Thing is, you’ll have no idea if there’s a there, there, until you give it a try.
I’ll likely post again, because, I am experiencing daily, important improvement. Last night I slept for 4-5 hours straight. Haven’t done that in months.
How many women CAN’T relate to Dr. Sarno’s suggestion that bearing most of the responsibility for elder care, child care, daily meal prep, home upkeep, holiday and birthday meal and celebration prep, etc. etc., sometimes in addition to a full-time job, puts many women into a state of suppressed rage that expresses itself in painful muscle tension! I laughed out loud, too, as I read that and my pain melted away.
Men have their own list of rage producers.
Dr. Sarno helped me realize that I can’t make everybody happy.
A site that I would highly recommend is Paul Ingraham’s “Save Yourself From Aches and Pains” at http://saveyourself.ca/ He and Todd Hargrove have guest posted for each other before, so if anyone is looking for some more readable information on pain science and the like you should check it out. There are some great articles and blog posts, as well as a few very in depth and well researched tutorials (for a bit of cash). I know my dad found the pay-for tutorial on back pain very worthwhile.
[…] came across John E. Sarno’s theories on TMS via Richard Nikoley’s blog. Richard had been experiencing debilitating shoulder pain and after some hesitation and skepticism, […]

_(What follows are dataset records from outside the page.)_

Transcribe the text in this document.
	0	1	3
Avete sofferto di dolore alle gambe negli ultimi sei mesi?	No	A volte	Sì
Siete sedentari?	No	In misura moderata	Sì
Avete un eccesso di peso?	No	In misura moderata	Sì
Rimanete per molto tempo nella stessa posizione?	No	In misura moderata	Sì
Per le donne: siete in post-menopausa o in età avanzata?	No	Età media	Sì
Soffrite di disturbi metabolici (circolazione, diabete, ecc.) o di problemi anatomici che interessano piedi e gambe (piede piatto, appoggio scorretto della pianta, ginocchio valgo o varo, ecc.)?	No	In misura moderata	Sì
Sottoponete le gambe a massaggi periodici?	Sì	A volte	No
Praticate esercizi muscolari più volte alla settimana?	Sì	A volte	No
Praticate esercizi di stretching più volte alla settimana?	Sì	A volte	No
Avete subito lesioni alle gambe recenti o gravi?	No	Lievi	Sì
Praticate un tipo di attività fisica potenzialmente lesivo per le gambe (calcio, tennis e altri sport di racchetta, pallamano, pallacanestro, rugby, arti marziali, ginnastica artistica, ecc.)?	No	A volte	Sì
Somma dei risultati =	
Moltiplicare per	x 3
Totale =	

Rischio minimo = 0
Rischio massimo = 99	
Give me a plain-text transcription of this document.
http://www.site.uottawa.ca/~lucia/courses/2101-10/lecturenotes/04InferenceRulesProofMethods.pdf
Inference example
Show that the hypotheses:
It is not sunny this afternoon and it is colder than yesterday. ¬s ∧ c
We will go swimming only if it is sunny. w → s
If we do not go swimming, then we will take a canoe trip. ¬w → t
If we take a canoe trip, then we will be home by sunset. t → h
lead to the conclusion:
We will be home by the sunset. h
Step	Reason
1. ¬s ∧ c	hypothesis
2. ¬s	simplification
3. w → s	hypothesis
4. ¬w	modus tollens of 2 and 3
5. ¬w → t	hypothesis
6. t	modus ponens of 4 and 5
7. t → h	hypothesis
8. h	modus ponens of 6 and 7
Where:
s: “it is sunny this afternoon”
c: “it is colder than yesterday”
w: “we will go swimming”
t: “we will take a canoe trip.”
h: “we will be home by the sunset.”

Great initial posting and some excellent comments here as well…….there are naysayers with respect to the mind-body connection; however, one only has to experience unexpected bad news one time and the immediate severe nausea that occurs (even though it was only something that went into your ear), and that should remove all doubts. I am dealing with pain and other symptoms right now and I can often make them worse but just focusing on the pain and the possible health problems it can signify…..if that doesn’t show a connection, nothing will.
I had a herniated disc that caused me about 5 years of pain. It was debilitating at times. During an “attack” I’d have to just lay on the floor for days and wait it out. I did chiropractic, pilates, yoga and even had a cortizone shot in my back. I am in excellent shape and a very active person.
I read Dr Sarno’s book and I have been 100% symptom free for the last 6 years.
This book works. Once I read it it took me about 4 weeks to really process it all and internalize the ideas, but once I did, there was no looking back. I now run 1/2 marathons, lift heavy equipment, stand for hours, sit for hours, you name it. I literally have zero issues with my back.
Yvonne:
Glad Sarno worked for you. Worked great for me for the cervical herniation. Over the past few months I’ve been blogging about a lumbar herniation, L4-5 that causes intense pain in left butt, hip, calf, ankle and big toe. Sarno did help to make it more manageable, but I ultimately couldn’t escape the reality that there was a physical cause too (as a chiropractor told me: it’s both). Plus, my dad and two brothers had exact same injury, all got discectomies about 5 years ago and all recovered fully.
So, I just had the procedure nearly three weeks ago, and so far so good.